Studies suggest that dark chocolate has more health benefits which include the lowering of the bad LDL cholesterol and raising the good HDL according to the University of California researcher, Mary Engler. At the same, she gave emphasis that although dark chocolate is healthier, eating in moderation should be observed. Too much consumption of the sweet stuff can increase calories and promote weight gain.

On September 27, many people celebrated the National Chocolate Milk Day. Chocolate milk is best recommended for athletes to soothe their tired and sore muscles.
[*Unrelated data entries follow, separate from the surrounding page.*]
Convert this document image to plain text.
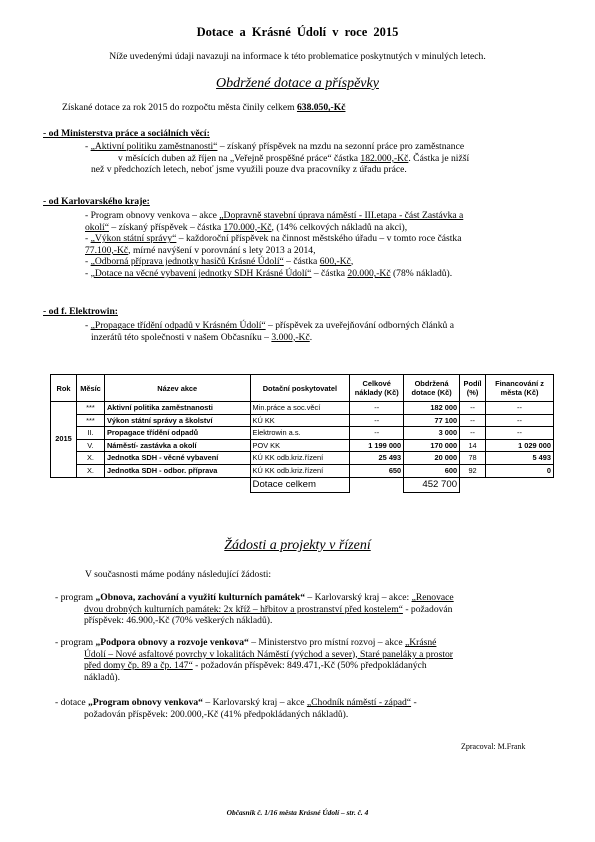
Dotace a Krásné Údolí v roce 2015
Níže uvedenými údaji navazuji na informace k této problematice poskytnutých v minulých letech.
Obdržené dotace a příspěvky
Získané dotace za rok 2015 do rozpočtu města činily celkem 638.050,-Kč
- od Ministerstva práce a sociálních věcí:
- „Aktivní politiku zaměstnanosti“ – získaný příspěvek na mzdu na sezonní práce pro zaměstnance
v měsících duben až říjen na „Veřejně prospěšné práce“ částka 182.000,-Kč. Částka je nižší
než v předchozích letech, neboť jsme využili pouze dva pracovníky z úřadu práce.
- od Karlovarského kraje:
- Program obnovy venkova – akce „Dopravně stavební úprava náměstí - III.etapa - část Zastávka a
okolí“ – získaný příspěvek – částka 170.000,-Kč, (14% celkových nákladů na akci),
- „Výkon státní správy“ – každoroční příspěvek na činnost městského úřadu – v tomto roce částka
77.100,-Kč, mírné navýšení v porovnání s lety 2013 a 2014,
- „Odborná příprava jednotky hasičů Krásné Údolí“ – částka 600,-Kč,
- „Dotace na věcné vybavení jednotky SDH Krásné Údolí“ – částka 20.000,-Kč (78% nákladů).
- od f. Elektrowin:
- „Propagace třídění odpadů v Krásném Údolí“ – příspěvek za uveřejňování odborných článků a
inzerátů této společnosti v našem Občasníku – 3.000,-Kč.
Rok	Měsíc	Název akce	Dotační poskytovatel	Celkové náklady (Kč)	Obdržená dotace (Kč)	Podíl (%)	Financování z města (Kč)
2015	***	Aktivní politika zaměstnanosti	Min.práce a soc.věcí	--	182 000	--	--
	***	Výkon státní správy a školství	KÚ KK	--	77 100	--	--
	II.	Propagace třídění odpadů	Elektrowin a.s.	--	3 000	--	--
	V.	Náměstí- zastávka a okolí	POV KK	1 199 000	170 000	14	1 029 000
	X.	Jednotka SDH - věcné vybavení	KÚ KK odb.kriz.řízení	25 493	20 000	78	5 493
	X.	Jednotka SDH - odbor. příprava	KÚ KK odb.kriz.řízení	650	600	92	0
			Dotace celkem		452 700		
Žádosti a projekty v řízení
V současnosti máme podány následující žádosti:
- program „Obnova, zachování a využití kulturních památek“ – Karlovarský kraj – akce: „Renovace
dvou drobných kulturních památek: 2x kříž – hřbitov a prostranství před kostelem“ - požadován
příspěvek: 46.900,-Kč (70% veškerých nákladů).
- program „Podpora obnovy a rozvoje venkova“ – Ministerstvo pro místní rozvoj – akce „Krásné
Údolí – Nové asfaltové povrchy v lokalitách Náměstí (východ a sever), Staré paneláky a prostor
před domy čp. 89 a čp. 147“ - požadován příspěvek: 849.471,-Kč (50% předpokládaných
nákladů).
- dotace „Program obnovy venkova“ – Karlovarský kraj – akce „Chodník náměstí - západ“ -
požadován příspěvek: 200.000,-Kč (41% předpokládaných nákladů).
Zpracoval: M.Frank
Občasník č. 1/16 města Krásné Údolí – str. č. 4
The healthy beverage contains carbohydrates, proteins, and water that hinder dehydration due to perspiration from strenuous activities. The milk that was added to the chocolate has calcium for strong bones while little sodium and sugar help in retaining water and getting back the lost energy.

But, what if chocolates will no longer be available? Will everything be the same? There will be no Belgian chocolate-flavored ice cream, no chocolate cake, and no chocolate milk drink and so on and so forth.

At the moment, chocolate is on the verge of becoming unavailable because of the problems its origin is facing, the cacao tree. Cacao trees contain the seeds yielded by its pods to produce oil that is later turned into chocolates. However, some varieties of the tree are susceptible to diseases and are threatened by environmental activities.

The International Cacao Collection grows an array of cacao tree varieties including those that bear fruits of different colors, shapes, sizes, and textured skin. The group could only cultivate few selections that could withstand diseases and those with comparable genetic traits and deformity.

The head of Cacao Genetic Improvement Program at C.A.T.I.E (an acronym in Spanish for the Tropical Agricultural Research and Higher Education Center), Wilbert Phillips-Mora, stated that most of the varieties that are grown across the globe correspond to a confined set of clones chosen in the forties. It pertains to generally grown selections that are vulnerable to the identical disease that could permit the immediate spread of blight. Phillips-Mora also manages a collection of 1,235 varieties of cacao trees, according to The New York Times.

Manufacturers of chocolates began roasting and packaging the varieties of Dr. Phillips-Mora. Lately, a San Francisco-based chocolate producer, Dandelion Chocolate, launched a bar concocted from blended six hybrids of C.A.T. I.E. The sourcing head of the chocolate factory, Greg D'Alesandre, is hopeful that it will become one of their best-sellers because of the good and equal balance of notes between chocolate and caramel.

No matter what fungal mutation may bring or whatever region the drought may devastate, there will be cacao varieties with genetic factors that will produce new hybrids that could counter and endure any future desolation could harbor.